Seanad debates

Tuesday, 20 November 2007

5:00 pm

Photo of Mary HarneyMary Harney (Dublin Mid West, Progressive Democrats)

Senator Fitzgerald asked about the implementation strategy. I have a meeting tonight with Professor Keane and am due to have a five-hour meeting with him on Thursday. He will come forward with the implementation plan early in the new year. He spent some time here before he agreed to take the position and he knows a lot of the clinicians and other people who work in the HSE. He wants to meet a lot of people and enter into dialogue on the way in which services can be relocated from smaller hospitals to the centres of excellence and from the centres back to the smaller hospitals. In the west, for example, many patients who are travelling to Galway for treatment could have their procedures performed in Portiuncula, Roscommon, Castlebar or Sligo. The intention is to move services that do not need to be in the cancer centres out to the smaller hospitals and to move cancer-related activities into the centres.

We must do as much as we can at local level. Some of the diagnostics may be carried out locally, with tests taken at a local hospital and read at the centre by the experts. That is not uncommon in other countries. Obviously, chemotherapy will be provided. The one area in which we are top of the class worldwide is in the treatment of children's cancer. That is because it is centrally planned in Crumlin and administered in 15 or 16 hospitals around the country. As the experts in Crumlin are involved in planning and supervising care, we are at the top of the class. That is what we want to do with other cancers as well.

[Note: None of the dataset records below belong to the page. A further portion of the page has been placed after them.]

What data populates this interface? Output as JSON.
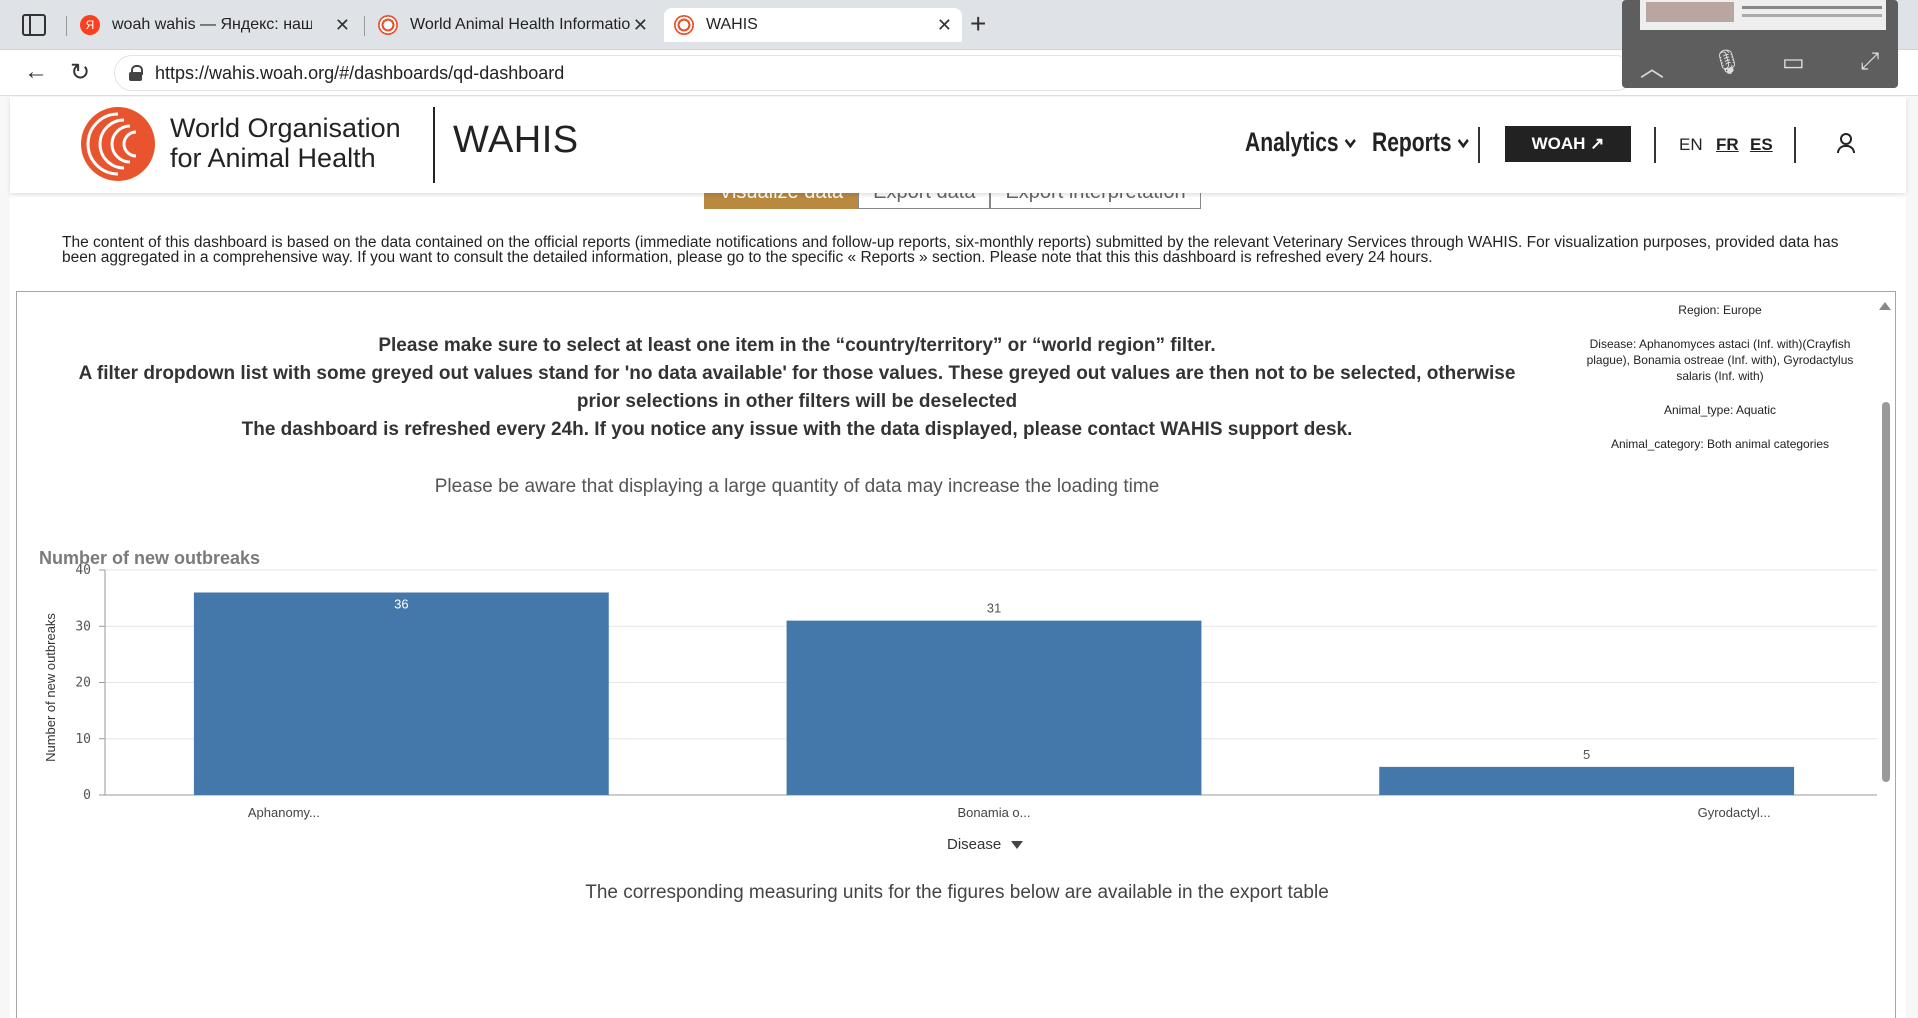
{
  "browser": {
    "tabs": [
      {
        "title": "woah wahis — Яндекс: нашлось",
        "favicon_color": "#fc3f1d",
        "favicon_letter": "Я"
      },
      {
        "title": "World Animal Health Information",
        "favicon_color": "#e8542e"
      },
      {
        "title": "WAHIS",
        "favicon_color": "#e8542e"
      }
    ],
    "url": "https://wahis.woah.org/#/dashboards/qd-dashboard"
  },
  "header": {
    "org_line1": "World Organisation",
    "org_line2": "for Animal Health",
    "title": "WAHIS",
    "nav_analytics": "Analytics",
    "nav_reports": "Reports",
    "woah_button": "WOAH ↗",
    "lang_en": "EN",
    "lang_fr": "FR",
    "lang_es": "ES"
  },
  "view_tabs": [
    "Visualize data",
    "Export data",
    "Export interpretation"
  ],
  "intro_text": "The content of this dashboard is based on the data contained on the official reports (immediate notifications and follow-up reports, six-monthly reports) submitted by the relevant Veterinary Services through WAHIS. For visualization purposes, provided data has been aggregated in a comprehensive way. If you want to consult the detailed information, please go to the specific « Reports » section. Please note that this this dashboard is refreshed every 24 hours.",
  "notice": {
    "line1": "Please make sure to select at least one item in the “country/territory” or “world region” filter.",
    "line2": "A filter dropdown list with some greyed out values stand for 'no data available' for those values. These greyed out values are then not to be selected, otherwise prior selections in other filters will be deselected",
    "line3": "The dashboard is refreshed every 24h. If you notice any issue with the data displayed, please contact WAHIS support desk."
  },
  "filters": {
    "region": "Region: Europe",
    "disease": "Disease: Aphanomyces astaci (Inf. with)(Crayfish plague), Bonamia ostreae (Inf. with), Gyrodactylus salaris (Inf. with)",
    "animal_type": "Animal_type: Aquatic",
    "animal_category": "Animal_category: Both animal categories"
  },
  "warning": "Please be aware that displaying a large quantity of data may increase the loading time",
  "chart_data": {
    "type": "bar",
    "title": "Number of new outbreaks",
    "categories": [
      "Aphanomy...",
      "Bonamia o...",
      "Gyrodactyl..."
    ],
    "values": [
      36,
      31,
      5
    ],
    "data_labels": [
      "36",
      "31",
      "5"
    ],
    "ylabel": "Number of new outbreaks",
    "xlabel": "Disease",
    "ylim": [
      0,
      40
    ],
    "yticks": [
      "0",
      "10",
      "20",
      "30",
      "40"
    ],
    "bar_color": "#4477aa",
    "grid": true
  },
  "footer_note": "The corresponding measuring units for the figures below are available in the export table"
}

Senators asked why I am happy about outsourcing. We have two accredited laboratories in Ireland. At the moment 300,000 opportunistic smears are taken every year. When the cervical screening programme rolls out next year we will be doing 240,000 per year. That is less than what we are doing at the moment. We have 80 cervical cytology specialists although we do not need anything like that number. I am asked why we do not have more, but we actually have more than we need. For the moment, to improve the speed of response — because six months is not a speedy response — the service was outsourced via a procurement process and awarded to Quest in the United States. This is an accredited laboratory with very high standards and the results are returned quickly. If we are to put the patient first, we must think of innovative ways of getting the results to the patient. In my experience, patients do not care how something is funded or who organises it. What they care about is getting treatment fast when they need it and, in particular, being provided with a quick diagnosis.